Bredbandsval.se – Jämför och beställ bredband på din adress

bredbandsval.se

65

Bredbandsval.se is a Swedish broadband comparison and ordering platform that helps residential consumers quickly and freely identify the best internet options available at their address. The website positions itself as an independent service, providing unbiased broadband comparisons to facilitate consumer choice in Sweden's telecommunications market. Technically, the site leverages modern web technologies such as Next.js and React, integrating Cookiebot for cookie consent management and Google Tag Manager for analytics. The site demonstrates good mobile optimization, accessibility, and SEO practices, contributing to a positive user experience. Security-wise, the site enforces HTTPS and employs cookie consent mechanisms, though explicit security headers and policies could be improved. The absence of WHOIS data for the exact domain queried suggests the domain may be a subdomain or alias, which slightly reduces trustworthiness. Overall, the site is professional, safe, and functional, but could benefit from publishing clear privacy and terms of service documents and improving transparency around security and incident response.

P

Startsidan - Presentjakt.se

presentjakt.se

52

Presentjakt.se is a Swedish gift recommendation website that provides curated gift ideas across various categories such as fun gadgets, experiences, summer gifts, and personalized presents. The platform primarily operates as an affiliate marketing site, linking users to partner retailers like coolstuff.se. The site targets Swedish consumers seeking gift inspiration and aims to offer a user-friendly browsing experience with categorized suggestions.
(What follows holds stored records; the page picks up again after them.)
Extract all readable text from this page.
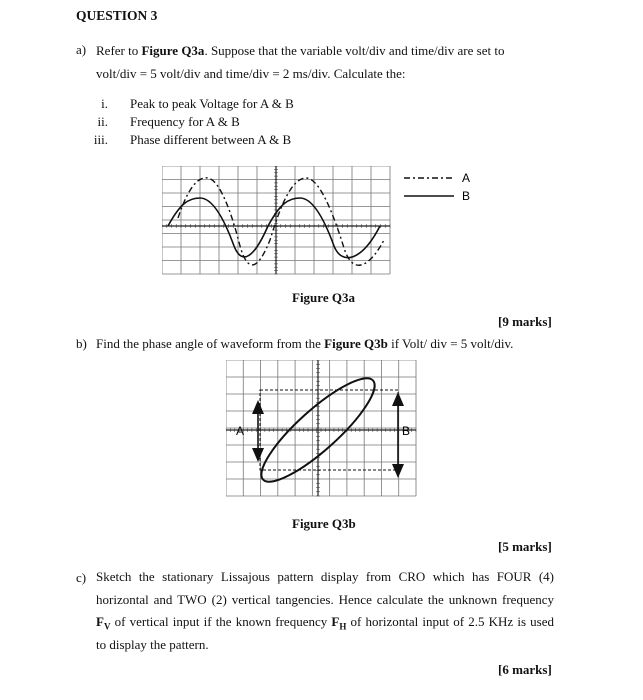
QUESTION 3
a) Refer to Figure Q3a. Suppose that the variable volt/div and time/div are set to
volt/div = 5 volt/div and time/div = 2 ms/div. Calculate the:
i. Peak to peak Voltage for A & B
ii. Frequency for A & B
iii. Phase different between A & B
A
B
Figure Q3a
[9 marks]
b) Find the phase angle of waveform from the Figure Q3b if Volt/ div = 5 volt/div.
A	B
Figure Q3b
[5 marks]
c) Sketch the stationary Lissajous pattern display from CRO which has FOUR (4)
horizontal and TWO (2) vertical tangencies. Hence calculate the unknown frequency
$F_V$ of vertical input if the known frequency $F_H$ of horizontal input of 2.5 KHz is used
to display the pattern.
[6 marks]
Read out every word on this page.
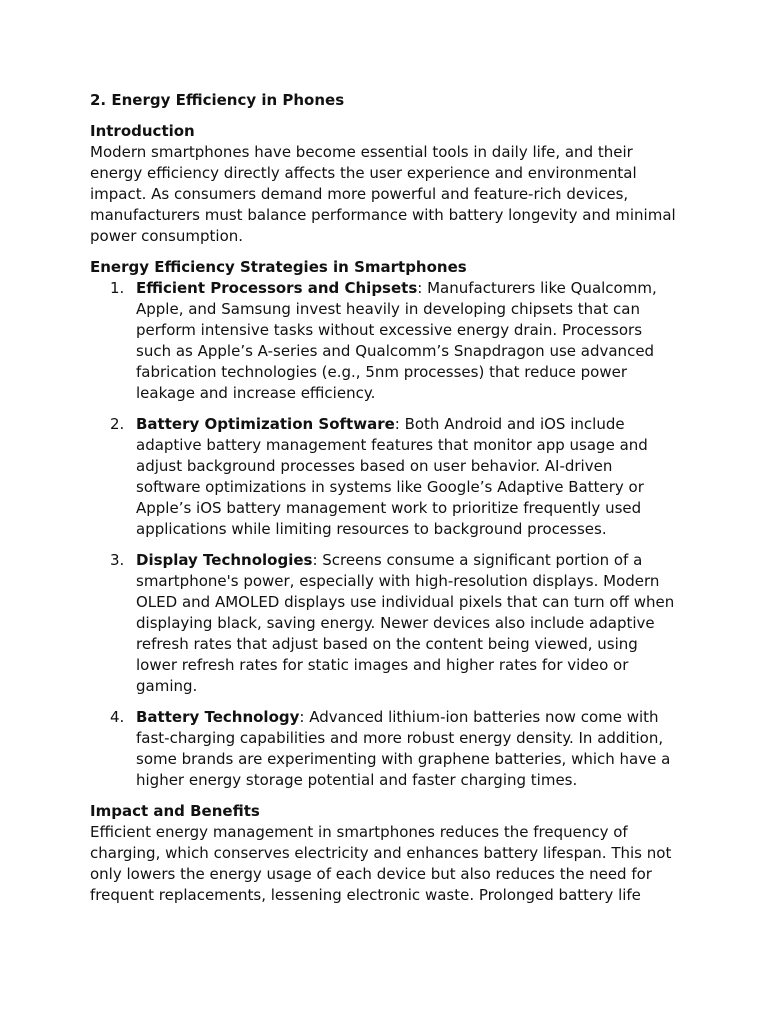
2. Energy Efficiency in Phones
Introduction

Modern smartphones have become essential tools in daily life, and their energy efficiency directly affects the user experience and environmental impact. As consumers demand more powerful and feature-rich devices, manufacturers must balance performance with battery longevity and minimal power consumption.

Energy Efficiency Strategies in Smartphones
1. Efficient Processors and Chipsets: Manufacturers like Qualcomm, Apple, and Samsung invest heavily in developing chipsets that can perform intensive tasks without excessive energy drain. Processors such as Apple’s A-series and Qualcomm’s Snapdragon use advanced fabrication technologies (e.g., 5nm processes) that reduce power leakage and increase efficiency.
2. Battery Optimization Software: Both Android and iOS include adaptive battery management features that monitor app usage and adjust background processes based on user behavior. AI-driven software optimizations in systems like Google’s Adaptive Battery or Apple’s iOS battery management work to prioritize frequently used applications while limiting resources to background processes.
3. Display Technologies: Screens consume a significant portion of a smartphone's power, especially with high-resolution displays. Modern OLED and AMOLED displays use individual pixels that can turn off when displaying black, saving energy. Newer devices also include adaptive refresh rates that adjust based on the content being viewed, using lower refresh rates for static images and higher rates for video or gaming.
4. Battery Technology: Advanced lithium-ion batteries now come with fast-charging capabilities and more robust energy density. In addition, some brands are experimenting with graphene batteries, which have a higher energy storage potential and faster charging times.
Impact and Benefits

Efficient energy management in smartphones reduces the frequency of charging, which conserves electricity and enhances battery lifespan. This not only lowers the energy usage of each device but also reduces the need for frequent replacements, lessening electronic waste. Prolonged battery life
Technically, the website is built using modern web technologies including React and Next.js, ensuring a responsive and interactive user interface. However, the site currently lacks visible privacy, cookie, or terms of service policies, which are important for compliance and user trust. Security headers and SSL configuration details are not evident from the provided data, indicating potential areas for improvement in security posture. The WHOIS data for the domain is unavailable or the domain is not registered as queried, which raises some concerns about domain legitimacy from a registration standpoint. Overall, the website presents a professional and clean interface with good content quality but requires enhancements in privacy compliance, security practices, and transparency to improve trust and regulatory adherence.